Here’s a story from the Fort Worth Report on the redistricting trial going on in El Paso, with a focus on the effect in Tarrant County.
Federal judges in El Paso are reviewing a lawsuit that alleges Texas redistricting architects racially discriminated against minority voters in drastically reshaping a Tarrant County-based state Senate district.
Under the 2021 redistricting plan by the Legislature, state Senate District 10, which had been based largely in southern Tarrant County, was stretched across a half-dozen counties to the west and south, with a resulting demographic shift to higher numbers of both white and Republican residents.
Beverly Powell, a Democrat who represented Senate District 10 at the time, joined then-Tarrant County Commissioner Roy Brooks and other North Texas plaintiffs in a lawsuit against the plan and later withdrew from seeking reelection in the face of likely defeat.
Nearly four years later, the Senate District 10 case is part of a consolidated group of redistricting challenges being heard before a three-judge panel.
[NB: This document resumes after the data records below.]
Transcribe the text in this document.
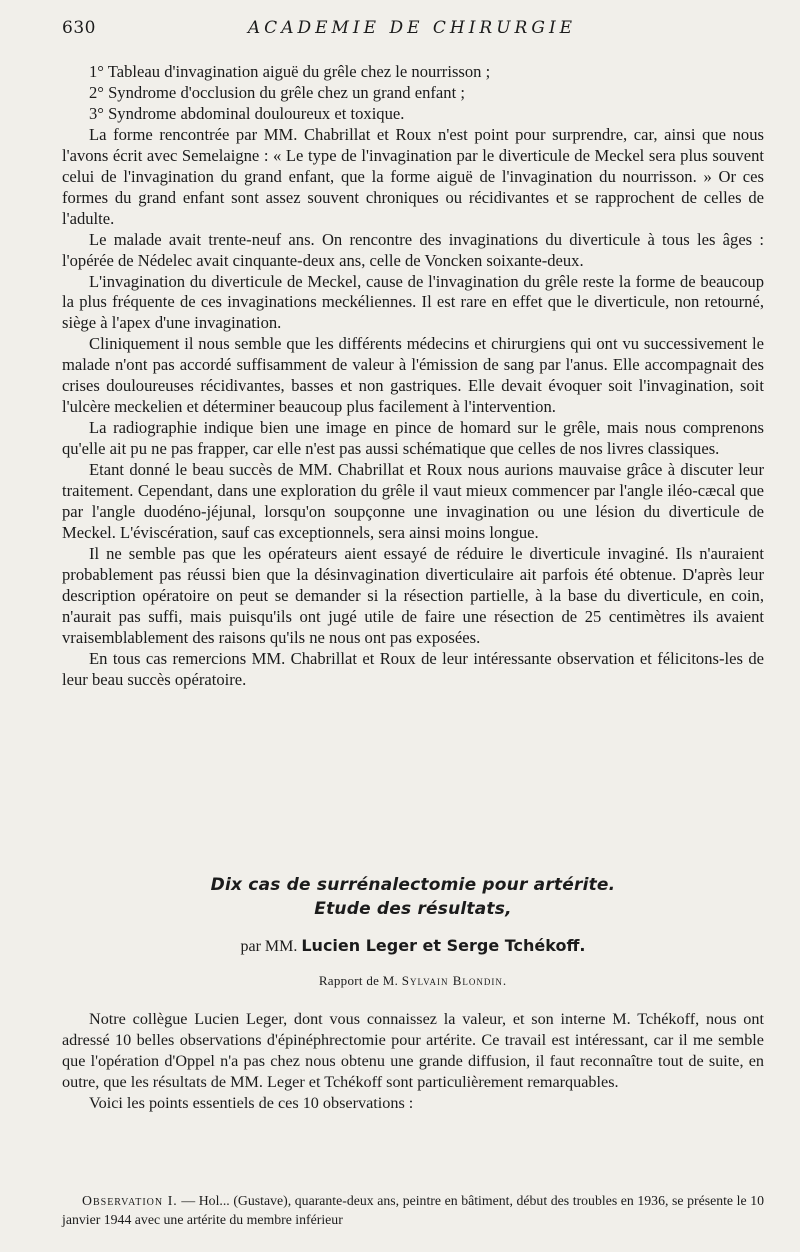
630	ACADEMIE DE CHIRURGIE

1° Tableau d'invagination aiguë du grêle chez le nourrisson ;

2° Syndrome d'occlusion du grêle chez un grand enfant ;

3° Syndrome abdominal douloureux et toxique.

La forme rencontrée par MM. Chabrillat et Roux n'est point pour surprendre, car, ainsi que nous l'avons écrit avec Semelaigne : « Le type de l'invagination par le diverticule de Meckel sera plus souvent celui de l'invagination du grand enfant, que la forme aiguë de l'invagination du nourrisson. » Or ces formes du grand enfant sont assez souvent chroniques ou récidivantes et se rapprochent de celles de l'adulte.

Le malade avait trente-neuf ans. On rencontre des invaginations du diverticule à tous les âges : l'opérée de Nédelec avait cinquante-deux ans, celle de Voncken soixante-deux.

L'invagination du diverticule de Meckel, cause de l'invagination du grêle reste la forme de beaucoup la plus fréquente de ces invaginations meckéliennes. Il est rare en effet que le diverticule, non retourné, siège à l'apex d'une invagination.

Cliniquement il nous semble que les différents médecins et chirurgiens qui ont vu successivement le malade n'ont pas accordé suffisamment de valeur à l'émission de sang par l'anus. Elle accompagnait des crises douloureuses récidivantes, basses et non gastriques. Elle devait évoquer soit l'invagination, soit l'ulcère meckelien et déterminer beaucoup plus facilement à l'intervention.

La radiographie indique bien une image en pince de homard sur le grêle, mais nous comprenons qu'elle ait pu ne pas frapper, car elle n'est pas aussi schématique que celles de nos livres classiques.

Etant donné le beau succès de MM. Chabrillat et Roux nous aurions mauvaise grâce à discuter leur traitement. Cependant, dans une exploration du grêle il vaut mieux commencer par l'angle iléo-cæcal que par l'angle duodéno-jéjunal, lorsqu'on soupçonne une invagination ou une lésion du diverticule de Meckel. L'éviscération, sauf cas exceptionnels, sera ainsi moins longue.

Il ne semble pas que les opérateurs aient essayé de réduire le diverticule invaginé. Ils n'auraient probablement pas réussi bien que la désinvagination diverticulaire ait parfois été obtenue. D'après leur description opératoire on peut se demander si la résection partielle, à la base du diverticule, en coin, n'aurait pas suffi, mais puisqu'ils ont jugé utile de faire une résection de 25 centimètres ils avaient vraisemblablement des raisons qu'ils ne nous ont pas exposées.

En tous cas remercions MM. Chabrillat et Roux de leur intéressante observation et félicitons-les de leur beau succès opératoire.

Dix cas de surrénalectomie pour artérite.

Etude des résultats,

par MM. Lucien Leger et Serge Tchékoff.

Rapport de M. Sylvain Blondin.

Notre collègue Lucien Leger, dont vous connaissez la valeur, et son interne M. Tchékoff, nous ont adressé 10 belles observations d'épinéphrectomie pour artérite. Ce travail est intéressant, car il me semble que l'opération d'Oppel n'a pas chez nous obtenu une grande diffusion, il faut reconnaître tout de suite, en outre, que les résultats de MM. Leger et Tchékoff sont particulièrement remarquables.

Voici les points essentiels de ces 10 observations :

Observation I. — Hol... (Gustave), quarante-deux ans, peintre en bâtiment, début des troubles en 1936, se présente le 10 janvier 1944 avec une artérite du membre inférieur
Designating Gov. Greg Abbott as the chief defendant, at least six major plaintiff groups are contesting electoral maps on the grounds that they ignored surging Latino growth in the last decade and diluted the influence of Blacks and Hispanics at the ballot box.
The trial started May 21.
[…]
Matt Angle, Texas political analyst and founder of the Democrat-aligned Lone Star Project, said the Senate District 10 redistricting is “by far” a dominant issue in the El Paso trial as the “most egregious violation of the Voting Rights Act.”
The plan retained parts of Tarrant County and neighboring Parker County, but stretched much of Senate District 10 out of the populous Fort Worth-Dallas region to include all of Brown, Callahan, Johnson, Palo Pinto, Shackelford and Stephens counties.
“They cracked apart all the minority areas of that district and packed them into areas that were largely white areas,” Powell told the Fort Worth Report, using terms associated with redistricting tactics. “And it’s a sad shame that they completely — what’s the word I’m looking for? — annihilated the voice of minorities across Senate District 10.”
Powell, now a special assistant to Texas Wesleyan University President Emily Messer, spent one term in the Senate and moved to Fort Worth about three years ago with her banker husband, Charlie Powell. In 2018, she defeated Sen. Konni Burton, a Republican, for the Senate District 10 seat.
After the 2021 redistricting, Powell declared the reelection race as “unwinnable” and withdrew, giving an opening to former Fort Worth policeman and long-time state Rep. Phil King of Weatherford, who was unopposed as the only Republican in the 2022 general election.
See here, here, here, and here for some background on the SD10 part of this, and here for more on the ongoing trial, for which I’ve seen basically no news since it began. I’d forgotten that SD10 was still part of this, because once there was no temporary restraining order to prevent the new district from being used in the primary, it was already a loss from the Democratic perspective. Even with a win and an eventual opportunity to take SD10 back, the best case scenario is probably the 2028 election, meaning that it would have been illegally drawn for Republicans for nearly the entire decade. Pretty good deal for the lawbreakers, if indeed they are ruled to have broken the law. Needless to say, SCOTUS has done a lot to stack the odds in their favor.